Some limitations should be acknowledged. The study was not designed to track mechanistic changes in gut microbiota since this approach is ongoing. Additionally, although the design was placebo-controlled and crossover to address interindividual variability, it should be noted that subgroup analyses (i.e., analyses considering specific metabotypes or MCs) inevitably reduce statistical power. Although the number of participants who completed the study exceeded the planned sample for the secondary QoL outcome (n = 78 vs. n = 40), findings from post hoc analyses in subgroups with n < 40 should be considered exploratory and require replication in adequately powered trials. Consequently, analyses in subgroups with n ≥ 40 retain greater statistical power and are not labeled exploratory by default. Future research should integrate metagenomics and metabolomics to clarify the microbial determinants of metabotypes and confirm the durability of the observed clinical benefits.

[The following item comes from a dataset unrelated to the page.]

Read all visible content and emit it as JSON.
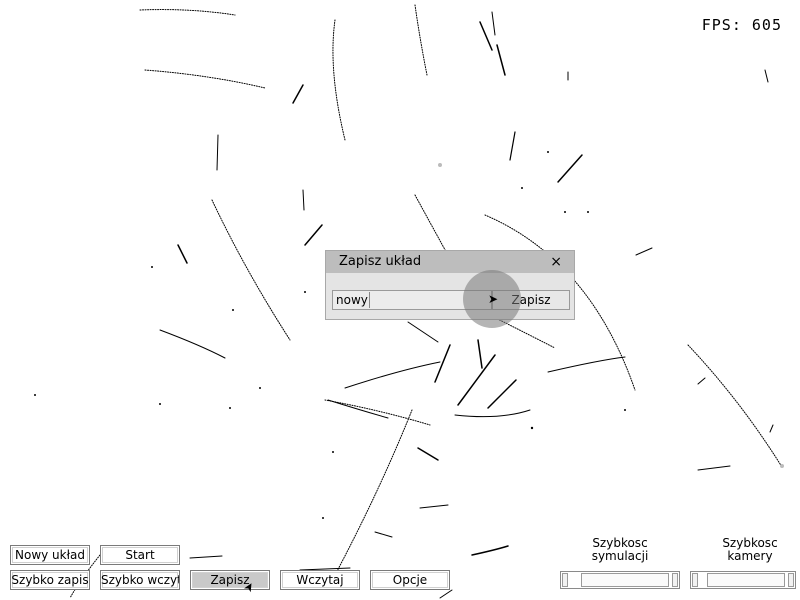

In summary, our findings underscore that metabotypes and MCs modulate the impact of polyphenol supplementation on the QoL of Post-M women. This work supports the development of targeted dietary strategies, transitioning from a "one-size-fits-all" approach to interventions informed by gut microbial metabolism and interindividual variability [21,57]. Our ongoing research into the effects of menopausal status and chronic polyphenol intake on gut microbiota and health outcomes seeks to support precision health strategies for women in postmenopause, a pivotal stage in their lives.
5. Conclusions
This study is the first to describe the distribution of polyphenol-related metabotypes and their combinations (MCs) in postmenopausal (Post-M) women. The intervention showed that improvements in QoL, particularly in menopause-related and psychological domains, were not uniformly distributed but concentrated among equol producers (EP) and specific MCs (MC3 and MC4). These results indicate that the clinical impact of a mixture of polyphenol-rich plant extracts (RSV, pomegranate, and red clover) on QoL depends on the individual's metabolic capacity to generate specific bioactive microbial-derived metabolites, in this case, driven mainly by equol production.
By identifying these metabotype-dependent effects, the study provides a mechanistic explanation for previously inconsistent outcomes and supports the use of metabotyping and MC profiling to guide targeted dietary strategies. This approach may increase the efficacy of interventions and advance precision health in Post-M women.